The following day, Laurens, Hamilton and Lafayette travel with their troop of two hundred back along Valley Road to General Washington's headquarters. They avoid any large mass of undead along their way, snipers and swords guarding the outsides of their column to pick off any dead staggering near. When they arrive at the His Excellency's gates, Harrison meets them there grinning wide. General Washington marches out almost immediately, grasping Lafayette's hand with such elation on his face.

"It is good to see you back and alive!" Harrison gasps as General Washington leads Lafayette inside the house, still holding fast to Lafayette's arm. "And you will be amazed at what you shall find beyond the river."

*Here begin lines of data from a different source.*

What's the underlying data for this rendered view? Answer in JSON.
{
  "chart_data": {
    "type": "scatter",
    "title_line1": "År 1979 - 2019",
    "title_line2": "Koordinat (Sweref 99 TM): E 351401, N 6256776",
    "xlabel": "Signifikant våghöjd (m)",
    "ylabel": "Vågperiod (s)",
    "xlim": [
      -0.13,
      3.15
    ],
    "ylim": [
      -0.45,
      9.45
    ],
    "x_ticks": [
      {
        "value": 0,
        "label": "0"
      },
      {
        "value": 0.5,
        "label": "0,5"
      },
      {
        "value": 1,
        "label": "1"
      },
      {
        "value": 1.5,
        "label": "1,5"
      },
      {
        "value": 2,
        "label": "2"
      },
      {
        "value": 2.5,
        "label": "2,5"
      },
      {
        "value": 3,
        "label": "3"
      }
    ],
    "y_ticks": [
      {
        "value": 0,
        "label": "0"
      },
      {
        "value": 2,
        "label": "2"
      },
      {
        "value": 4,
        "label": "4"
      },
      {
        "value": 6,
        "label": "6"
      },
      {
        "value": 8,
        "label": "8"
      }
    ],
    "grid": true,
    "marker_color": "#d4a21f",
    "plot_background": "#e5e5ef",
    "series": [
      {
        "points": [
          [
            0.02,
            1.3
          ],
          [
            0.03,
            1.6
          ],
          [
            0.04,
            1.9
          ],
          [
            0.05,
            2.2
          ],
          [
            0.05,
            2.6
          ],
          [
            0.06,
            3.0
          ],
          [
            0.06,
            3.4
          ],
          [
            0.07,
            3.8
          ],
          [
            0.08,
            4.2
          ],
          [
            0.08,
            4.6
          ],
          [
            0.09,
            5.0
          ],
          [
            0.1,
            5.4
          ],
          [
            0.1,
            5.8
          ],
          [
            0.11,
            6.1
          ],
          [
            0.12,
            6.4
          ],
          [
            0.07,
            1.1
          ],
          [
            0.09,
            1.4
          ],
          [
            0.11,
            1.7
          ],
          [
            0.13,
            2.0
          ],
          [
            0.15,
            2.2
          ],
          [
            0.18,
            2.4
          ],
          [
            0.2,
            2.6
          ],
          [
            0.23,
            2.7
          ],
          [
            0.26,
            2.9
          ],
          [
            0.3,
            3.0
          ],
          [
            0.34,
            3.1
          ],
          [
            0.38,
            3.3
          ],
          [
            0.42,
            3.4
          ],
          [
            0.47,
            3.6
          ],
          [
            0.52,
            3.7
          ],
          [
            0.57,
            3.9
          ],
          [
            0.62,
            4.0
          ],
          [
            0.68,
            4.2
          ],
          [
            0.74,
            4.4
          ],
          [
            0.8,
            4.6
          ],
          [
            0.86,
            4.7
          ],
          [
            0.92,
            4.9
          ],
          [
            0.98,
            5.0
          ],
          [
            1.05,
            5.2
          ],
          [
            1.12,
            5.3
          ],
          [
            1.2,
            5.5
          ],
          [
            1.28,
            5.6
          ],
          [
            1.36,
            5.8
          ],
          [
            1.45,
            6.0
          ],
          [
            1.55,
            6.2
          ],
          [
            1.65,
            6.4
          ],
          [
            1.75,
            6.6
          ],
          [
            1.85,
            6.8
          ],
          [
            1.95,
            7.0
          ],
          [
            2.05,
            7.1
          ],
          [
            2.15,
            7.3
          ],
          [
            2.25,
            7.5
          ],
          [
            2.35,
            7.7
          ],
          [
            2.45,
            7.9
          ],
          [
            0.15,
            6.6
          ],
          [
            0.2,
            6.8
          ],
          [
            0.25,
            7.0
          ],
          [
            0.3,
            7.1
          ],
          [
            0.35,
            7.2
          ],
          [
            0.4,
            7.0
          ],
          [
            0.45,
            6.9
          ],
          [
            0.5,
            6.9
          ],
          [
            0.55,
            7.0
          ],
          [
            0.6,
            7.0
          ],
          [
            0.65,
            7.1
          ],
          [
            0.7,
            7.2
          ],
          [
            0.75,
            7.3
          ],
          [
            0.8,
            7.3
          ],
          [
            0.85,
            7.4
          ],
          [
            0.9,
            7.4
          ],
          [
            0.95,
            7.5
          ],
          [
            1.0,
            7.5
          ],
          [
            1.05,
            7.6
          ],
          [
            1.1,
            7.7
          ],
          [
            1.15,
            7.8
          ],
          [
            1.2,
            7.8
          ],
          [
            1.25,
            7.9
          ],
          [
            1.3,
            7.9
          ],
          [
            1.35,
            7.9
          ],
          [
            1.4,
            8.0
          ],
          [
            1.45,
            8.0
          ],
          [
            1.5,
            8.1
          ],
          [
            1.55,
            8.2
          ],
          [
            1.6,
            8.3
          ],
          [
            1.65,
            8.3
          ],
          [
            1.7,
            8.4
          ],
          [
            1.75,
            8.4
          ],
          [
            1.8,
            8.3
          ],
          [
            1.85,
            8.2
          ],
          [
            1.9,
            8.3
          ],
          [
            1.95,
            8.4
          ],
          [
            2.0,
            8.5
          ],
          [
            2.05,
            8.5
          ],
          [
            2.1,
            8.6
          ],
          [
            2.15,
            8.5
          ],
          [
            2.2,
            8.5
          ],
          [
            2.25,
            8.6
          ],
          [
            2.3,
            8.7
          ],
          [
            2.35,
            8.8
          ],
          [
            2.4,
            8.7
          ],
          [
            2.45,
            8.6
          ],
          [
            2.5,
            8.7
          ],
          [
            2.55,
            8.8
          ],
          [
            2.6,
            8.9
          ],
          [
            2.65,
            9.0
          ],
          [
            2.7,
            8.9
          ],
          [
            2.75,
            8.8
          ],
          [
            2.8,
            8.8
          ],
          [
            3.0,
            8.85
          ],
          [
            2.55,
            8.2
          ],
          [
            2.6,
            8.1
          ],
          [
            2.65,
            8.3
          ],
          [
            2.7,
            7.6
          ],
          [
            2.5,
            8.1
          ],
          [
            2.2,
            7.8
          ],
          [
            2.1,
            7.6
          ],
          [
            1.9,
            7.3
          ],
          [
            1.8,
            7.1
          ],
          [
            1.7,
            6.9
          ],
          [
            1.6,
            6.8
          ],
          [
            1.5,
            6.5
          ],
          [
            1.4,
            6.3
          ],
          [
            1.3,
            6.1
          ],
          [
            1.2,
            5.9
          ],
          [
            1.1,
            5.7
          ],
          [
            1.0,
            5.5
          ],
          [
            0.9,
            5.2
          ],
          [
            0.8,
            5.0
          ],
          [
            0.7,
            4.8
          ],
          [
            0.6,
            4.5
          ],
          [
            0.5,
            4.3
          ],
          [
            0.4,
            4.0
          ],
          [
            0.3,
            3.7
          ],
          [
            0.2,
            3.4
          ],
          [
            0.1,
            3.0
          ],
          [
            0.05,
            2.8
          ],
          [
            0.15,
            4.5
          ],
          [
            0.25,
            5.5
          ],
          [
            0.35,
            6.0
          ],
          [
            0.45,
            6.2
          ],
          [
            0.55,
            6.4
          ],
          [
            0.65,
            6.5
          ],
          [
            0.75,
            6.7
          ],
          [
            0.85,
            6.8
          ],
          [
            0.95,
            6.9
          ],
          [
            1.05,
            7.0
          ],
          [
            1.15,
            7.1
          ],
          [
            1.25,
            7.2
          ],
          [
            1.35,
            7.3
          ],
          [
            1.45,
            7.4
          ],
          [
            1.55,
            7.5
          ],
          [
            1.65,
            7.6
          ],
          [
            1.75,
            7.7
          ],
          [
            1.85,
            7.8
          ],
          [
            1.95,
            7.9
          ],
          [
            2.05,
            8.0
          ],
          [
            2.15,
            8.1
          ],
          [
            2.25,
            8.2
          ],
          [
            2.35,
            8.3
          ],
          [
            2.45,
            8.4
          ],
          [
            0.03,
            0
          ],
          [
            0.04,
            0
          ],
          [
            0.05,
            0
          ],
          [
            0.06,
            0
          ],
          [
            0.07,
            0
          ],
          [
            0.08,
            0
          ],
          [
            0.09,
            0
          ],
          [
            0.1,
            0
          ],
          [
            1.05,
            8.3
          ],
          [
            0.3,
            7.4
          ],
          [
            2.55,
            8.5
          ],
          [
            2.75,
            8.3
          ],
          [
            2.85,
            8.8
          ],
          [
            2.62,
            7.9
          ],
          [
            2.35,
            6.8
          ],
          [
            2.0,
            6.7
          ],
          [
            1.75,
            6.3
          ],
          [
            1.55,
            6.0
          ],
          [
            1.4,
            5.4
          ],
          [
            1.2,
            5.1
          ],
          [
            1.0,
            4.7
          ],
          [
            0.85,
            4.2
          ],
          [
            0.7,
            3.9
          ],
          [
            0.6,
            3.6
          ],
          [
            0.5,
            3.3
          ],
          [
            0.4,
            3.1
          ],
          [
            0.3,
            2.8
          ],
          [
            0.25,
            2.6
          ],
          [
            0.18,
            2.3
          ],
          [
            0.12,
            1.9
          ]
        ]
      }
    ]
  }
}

"All returned alive?" Hamilton asks.

"Wayne and Greene?" Laurens continues.

"How many?"

"What is our plan?"

"What does the General say?"

Harrison holds up his hands so they quiet. He smirks at them. "More than two thousand men."

"What?" Laurens gasps in surprise – a sight less than their army had been but more than they could have hoped for with the decimation from such undead attacks.

"Fort Huntington, the Commissary, even some of the entrenchments." Harrison grins. "More men finding more endurance than we would believe. They are here, more behind you I see, and we have a chance."

"A chance at what?" Hamilton asks. "Do we think to clear our encampment?"

Harrison shakes his head, glancing back at headquarters. All three men look at General Washington standing tall and resolute in the door. Harrison says, "We make for Philadelphia."